A quota system deprived Mohajirs with merit of a fair share in the national or Sindh province public sector jobs, and severely reduced their chances of getting into professional schools of higher learning. Polarization on the political level was nearly complete. Mohajirs voted for Mohajirs and non-Mohajirs voted for non-Mohajirs. The sense of deprivation among the Mohajirs was further accentuated as growth of the city's infrastructure and physical amenities lagged behind the astronomically increasing population. (This, unfortunately, now is true for all of Pakistan's cities.)

Polarization on the political level was nearly complete.

The Mohajir Qaumi Movement (MQM) led by Altaf Husain, who now lives in exile in London with criminal charges pending against him, has been in and out of favor with both Mian Nawaz Sharif and Benazir Bhutto. The MQM has also fallen into disfavor with the army. MQM demands have ranged from proportional representation in the federal and provincial governments to calls for autonomy for Karachi.

MQM's bargaining chip has been the 15 to 16 seats it held in the National Assembly.

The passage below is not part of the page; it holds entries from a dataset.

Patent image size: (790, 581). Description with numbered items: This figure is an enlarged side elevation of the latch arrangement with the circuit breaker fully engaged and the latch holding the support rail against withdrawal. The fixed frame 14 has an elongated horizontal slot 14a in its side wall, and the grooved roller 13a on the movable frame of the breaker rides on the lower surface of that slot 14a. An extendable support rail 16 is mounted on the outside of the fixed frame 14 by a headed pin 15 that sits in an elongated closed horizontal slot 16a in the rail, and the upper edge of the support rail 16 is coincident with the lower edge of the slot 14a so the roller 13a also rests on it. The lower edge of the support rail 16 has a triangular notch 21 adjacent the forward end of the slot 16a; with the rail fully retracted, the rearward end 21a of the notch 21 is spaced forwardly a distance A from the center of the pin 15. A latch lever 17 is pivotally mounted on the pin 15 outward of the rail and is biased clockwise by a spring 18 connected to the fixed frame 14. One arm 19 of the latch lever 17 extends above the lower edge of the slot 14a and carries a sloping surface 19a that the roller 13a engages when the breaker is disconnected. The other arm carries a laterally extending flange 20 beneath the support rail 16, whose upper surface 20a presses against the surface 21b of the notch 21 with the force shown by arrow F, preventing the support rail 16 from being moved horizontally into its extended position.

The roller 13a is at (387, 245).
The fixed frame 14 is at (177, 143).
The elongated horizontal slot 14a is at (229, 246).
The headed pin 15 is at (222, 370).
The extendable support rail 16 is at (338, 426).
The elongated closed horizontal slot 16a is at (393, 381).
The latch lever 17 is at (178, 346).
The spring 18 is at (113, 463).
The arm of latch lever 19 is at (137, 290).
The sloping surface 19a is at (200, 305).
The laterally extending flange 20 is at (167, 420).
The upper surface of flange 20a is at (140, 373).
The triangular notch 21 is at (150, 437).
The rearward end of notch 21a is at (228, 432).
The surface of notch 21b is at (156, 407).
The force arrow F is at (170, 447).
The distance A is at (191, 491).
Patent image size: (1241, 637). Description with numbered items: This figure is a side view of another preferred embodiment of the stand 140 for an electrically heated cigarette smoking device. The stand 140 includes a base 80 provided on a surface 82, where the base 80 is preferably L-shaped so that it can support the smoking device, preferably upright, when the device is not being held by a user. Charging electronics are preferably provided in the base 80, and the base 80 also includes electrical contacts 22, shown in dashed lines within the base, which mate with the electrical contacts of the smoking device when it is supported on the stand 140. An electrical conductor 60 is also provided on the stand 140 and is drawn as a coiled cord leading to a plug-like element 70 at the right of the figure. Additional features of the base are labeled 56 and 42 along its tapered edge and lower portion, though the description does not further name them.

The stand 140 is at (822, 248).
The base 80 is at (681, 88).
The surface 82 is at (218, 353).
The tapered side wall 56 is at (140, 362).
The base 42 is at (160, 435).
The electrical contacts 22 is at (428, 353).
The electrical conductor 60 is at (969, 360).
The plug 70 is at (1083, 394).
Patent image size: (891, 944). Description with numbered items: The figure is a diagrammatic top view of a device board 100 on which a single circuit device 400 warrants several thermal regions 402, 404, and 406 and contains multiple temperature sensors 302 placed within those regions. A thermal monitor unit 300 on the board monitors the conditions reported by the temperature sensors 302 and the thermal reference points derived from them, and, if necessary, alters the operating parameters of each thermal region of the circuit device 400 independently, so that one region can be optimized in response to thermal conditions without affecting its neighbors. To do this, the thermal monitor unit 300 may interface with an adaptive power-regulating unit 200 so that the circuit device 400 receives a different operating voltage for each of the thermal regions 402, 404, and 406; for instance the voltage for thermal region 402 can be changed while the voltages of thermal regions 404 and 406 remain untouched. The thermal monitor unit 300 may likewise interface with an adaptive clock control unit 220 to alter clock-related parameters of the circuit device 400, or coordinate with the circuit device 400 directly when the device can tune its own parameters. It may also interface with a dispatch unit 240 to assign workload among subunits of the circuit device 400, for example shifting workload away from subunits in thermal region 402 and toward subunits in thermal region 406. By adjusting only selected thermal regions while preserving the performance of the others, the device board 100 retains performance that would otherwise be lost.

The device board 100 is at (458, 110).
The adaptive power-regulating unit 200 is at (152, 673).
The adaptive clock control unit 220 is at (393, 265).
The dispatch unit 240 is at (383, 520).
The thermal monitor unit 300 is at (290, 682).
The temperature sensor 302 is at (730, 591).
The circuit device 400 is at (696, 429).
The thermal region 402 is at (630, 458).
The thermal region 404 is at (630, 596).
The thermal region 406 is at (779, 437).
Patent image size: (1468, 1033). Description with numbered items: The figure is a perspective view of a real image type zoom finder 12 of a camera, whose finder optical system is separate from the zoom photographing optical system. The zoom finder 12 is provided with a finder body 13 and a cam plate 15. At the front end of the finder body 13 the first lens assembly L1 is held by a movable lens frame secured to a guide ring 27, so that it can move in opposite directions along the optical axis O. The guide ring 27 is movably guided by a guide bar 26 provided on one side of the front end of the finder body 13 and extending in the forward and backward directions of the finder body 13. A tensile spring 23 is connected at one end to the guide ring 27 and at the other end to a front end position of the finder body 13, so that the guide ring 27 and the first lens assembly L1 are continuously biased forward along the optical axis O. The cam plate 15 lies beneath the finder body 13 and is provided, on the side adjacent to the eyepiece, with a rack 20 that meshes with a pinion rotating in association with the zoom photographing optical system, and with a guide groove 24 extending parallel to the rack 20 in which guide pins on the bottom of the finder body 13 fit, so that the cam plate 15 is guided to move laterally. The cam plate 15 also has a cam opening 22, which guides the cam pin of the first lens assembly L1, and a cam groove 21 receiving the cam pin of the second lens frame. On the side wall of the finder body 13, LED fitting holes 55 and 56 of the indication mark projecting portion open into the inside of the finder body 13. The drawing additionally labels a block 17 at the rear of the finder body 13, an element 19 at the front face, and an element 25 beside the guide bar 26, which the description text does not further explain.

However, that has vanished because of Altaf's decision to boycott the last general elections. Whatever his motive, his movement lost its ability to bargain at the federal level, and rumors abound about his decision.

Fending for Themselves

Governments in Pakistan appear to be adhering to the adage that the government that governs least governs best. With recurring breakdowns of law and order in some major urban areas, particularly in Karachi and Hyderabad, private security agencies have mushroomed. Anyone with army or police experience who also has money or connections (most do) can get into the security business. Private homes or whole neighborhoods are barricaded behind electronically controlled gates. Armed private guards check visitors at entrances. A new face in the neighborhood is viewed with suspicion and is checked out by the private security agencies. No one wants to drive an expensive car. Only the courageous shop after dark.

Drinking water companies deliver potable water for a fee. People with money buy a truckload of water each week because of the severe water shortage. Water trickling through municipal pipelines is highly contaminated. Intestinal diseases are common and chronic. In Islamabad, a planned capital city, a recent drought forced the government to permit private residents to dig wells in their backyards to meet their drinking water needs.

Power generation plants are inadequate and aging. Because available power is inadequate for both domestic and industrial use, power outages are almost a daily routine. The electricity is often out for hours or even days. In Lahore and Islamabad, the power supply is rationed for fixed hours of the day in a procedure popularly known as load-shedding. In Karachi, the electricity goes off at random. Commerical retail outlets and wealthy homeowners have installed their own private generators to substitute during outages. The daring and the foolish attempt to install unauthorized direct connections from the main street power lines into their homes. Accidents, many times fatal, are not unknown.

The quality of life in Pakistan did not deteriorate overnight. For 11 long years, General Zia's military government did little to alleviate the decaying infrastructure and dwindling basic amenities of life. For the past six years, since Zia's death, it has been a sad political tug-of-war between Benazir Bhutto and Nawaz Sharif, with the army and President Ishaq Khan playing either the arbitrator's or the spoiler's role. Pakistan now has a falling literacy rate, while the annual population increase has climbed above 3 percent. Both are dubious, but probably interconnected, distinctions. For a country with decaying infrastructures and declining resources, they are catastrophes.

M.M. Ali is a professor at the University of the District of Columbia.